Dünya halklarının yaşam standartlarını ve yaşam kalitesini arttırırken bu sorunları çözecek teknoloji mevcuttur. Ancak bunu hayata geçirmek, kapitalist sistem çerçevesi içinde mümkün değildir.

İklim değişikliğinin üzerine gitme çabaları, dünya kapitalist sisteminin iki temel çelişkisi ile çatışma içine girmektedir. Bunlar, küresel bir ekonomi ile dünyanın rakip ulus-devletlere bölünmüşlüğü ve toplumsallaşmış üretim ile ekonomik yaşamın özel kar birikimine tabi kılınması arasındaki çelişkilerdir.

İnsanlığın, kendi eylemlerinin küresel iklim koşulları üzerinde kapsamlı bir etkiye sahip olduğu noktaya gelmiş olması, üretici güçlerin gelişmesinin devasa etkisinin bir ifadesidir. Ancak bu üretici güçler, ömrünü doldurmuş, akıldışı bir sosyo-ekonomik sistem içinde kapana kısılmış kalmaya devam ediyor. Onların akılcı ve bilimsel bir temelde daha fazla gelişmesi, toplumsal ilişkilerin tamamen yeniden örgütlenmesini gerektirmektedir.

Kapitalist sistemin iklim değişikliğinin üzerine gitmek üzere ciddi önlemler alınmasını engelleyen çelişkileri, aynı zamanda, tüm gezegeni tehdit eden emperyalist savaşa ve yoksulluğun, işsizliğin ve toplumsal eşitsizliğin büyümesine de yol açıyor. Bunlarla beraber, bu çelişkiler, bütün dünyada işçileri siyasi olarak radikalleştiriyor.

İklim değişikliği, insanlığın karşı karşıya olduğu tüm diğer büyük sorunlar gibi, özünde sınıfsal bir sorundur. Küresel ısınmanın etkisinin asıl yükünü işçi sınıfı çekecektir. İşçi sınıfı, kendisini nesnel olarak giderek artan bir şekilde uluslararası bir sınıf olarak tanımlamaktadır. İşçi sınıfının toplumsal çıkarları kapitalizmin yıkılmasında, üretimin özel mülkiyetinin lağvedilmesinde ve güvenli ve sağlıklı bir çevre dahil olmak üzere insan ihtiyaçlarının karşılanmasını temel alan bir ekonomik sistem kurulmasındadır.

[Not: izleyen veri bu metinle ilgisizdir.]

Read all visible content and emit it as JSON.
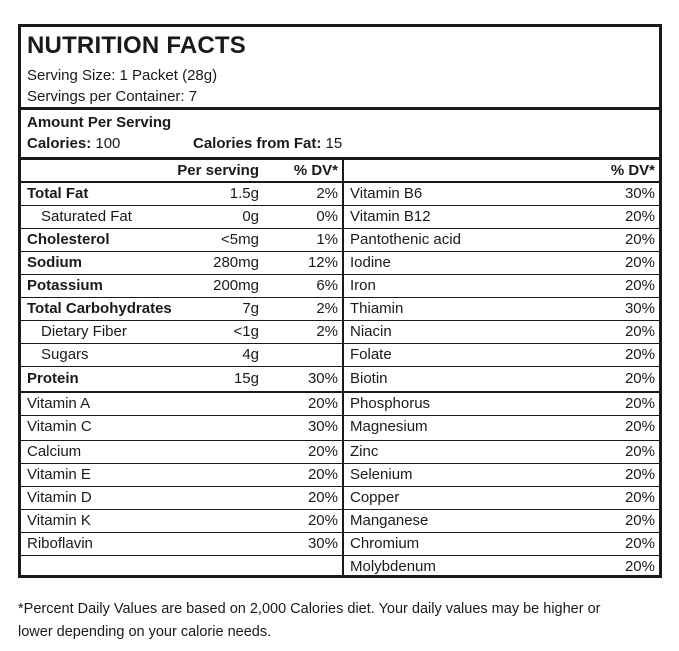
{
  "label": {
    "title": "NUTRITION FACTS",
    "serving_size": "Serving Size: 1 Packet (28g)",
    "servings_per_container": "Servings per Container: 7",
    "amount_per_serving": "Amount Per Serving",
    "calories_label": "Calories:",
    "calories_value": "100",
    "calories_fat_label": "Calories from Fat:",
    "calories_fat_value": "15"
  },
  "left_table": {
    "header_per_serving": "Per serving",
    "header_dv": "% DV*",
    "rows": [
      {
        "name": "Total Fat",
        "amount": "1.5g",
        "dv": "2%"
      },
      {
        "name": "Saturated Fat",
        "amount": "0g",
        "dv": "0%"
      },
      {
        "name": "Cholesterol",
        "amount": "<5mg",
        "dv": "1%"
      },
      {
        "name": "Sodium",
        "amount": "280mg",
        "dv": "12%"
      },
      {
        "name": "Potassium",
        "amount": "200mg",
        "dv": "6%"
      },
      {
        "name": "Total Carbohydrates",
        "amount": "7g",
        "dv": "2%"
      },
      {
        "name": "Dietary Fiber",
        "amount": "<1g",
        "dv": "2%"
      },
      {
        "name": "Sugars",
        "amount": "4g",
        "dv": ""
      },
      {
        "name": "Protein",
        "amount": "15g",
        "dv": "30%"
      }
    ],
    "vitamins": [
      {
        "name": "Vitamin A",
        "dv": "20%"
      },
      {
        "name": "Vitamin C",
        "dv": "30%"
      },
      {
        "name": "Calcium",
        "dv": "20%"
      },
      {
        "name": "Vitamin E",
        "dv": "20%"
      },
      {
        "name": "Vitamin D",
        "dv": "20%"
      },
      {
        "name": "Vitamin K",
        "dv": "20%"
      },
      {
        "name": "Riboflavin",
        "dv": "30%"
      }
    ]
  },
  "right_table": {
    "header_dv": "% DV*",
    "rows": [
      {
        "name": "Vitamin B6",
        "dv": "30%"
      },
      {
        "name": "Vitamin B12",
        "dv": "20%"
      },
      {
        "name": "Pantothenic acid",
        "dv": "20%"
      },
      {
        "name": "Iodine",
        "dv": "20%"
      },
      {
        "name": "Iron",
        "dv": "20%"
      },
      {
        "name": "Thiamin",
        "dv": "30%"
      },
      {
        "name": "Niacin",
        "dv": "20%"
      },
      {
        "name": "Folate",
        "dv": "20%"
      },
      {
        "name": "Biotin",
        "dv": "20%"
      },
      {
        "name": "Phosphorus",
        "dv": "20%"
      },
      {
        "name": "Magnesium",
        "dv": "20%"
      },
      {
        "name": "Zinc",
        "dv": "20%"
      },
      {
        "name": "Selenium",
        "dv": "20%"
      },
      {
        "name": "Copper",
        "dv": "20%"
      },
      {
        "name": "Manganese",
        "dv": "20%"
      },
      {
        "name": "Chromium",
        "dv": "20%"
      },
      {
        "name": "Molybdenum",
        "dv": "20%"
      }
    ]
  },
  "footnote": {
    "line1": "*Percent Daily Values are based on 2,000 Calories diet. Your daily values may be higher or",
    "line2": "lower depending on your calorie needs."
  }
}
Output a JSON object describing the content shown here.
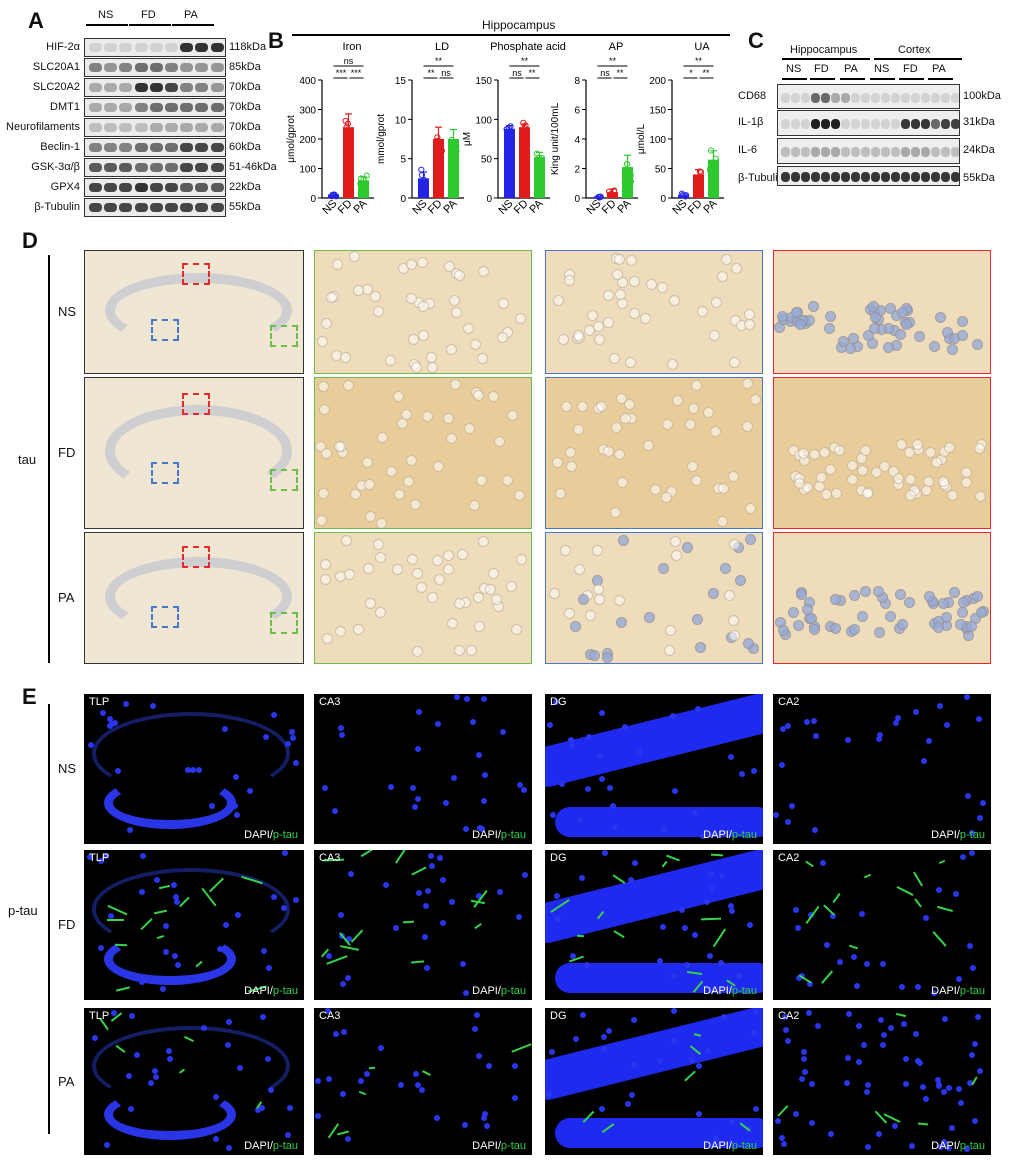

Küresel ısınmanın oluşturduğu tehlikelerin üzerine, yalnızca, uluslararası işçi sınıfının anarşik ve çağdışı kapitalist üretim biçimine karşı siyasi mücadelesi yoluyla gidilebilir. Yalnızca bu yolla, dünya ekonomisi akılcı ve bilimsel olarak yeniden örgütlenebilir ve çevresel felaket önlenebilir. Kısacası, iklim değişikliğinin çözümü, sosyalizmdir.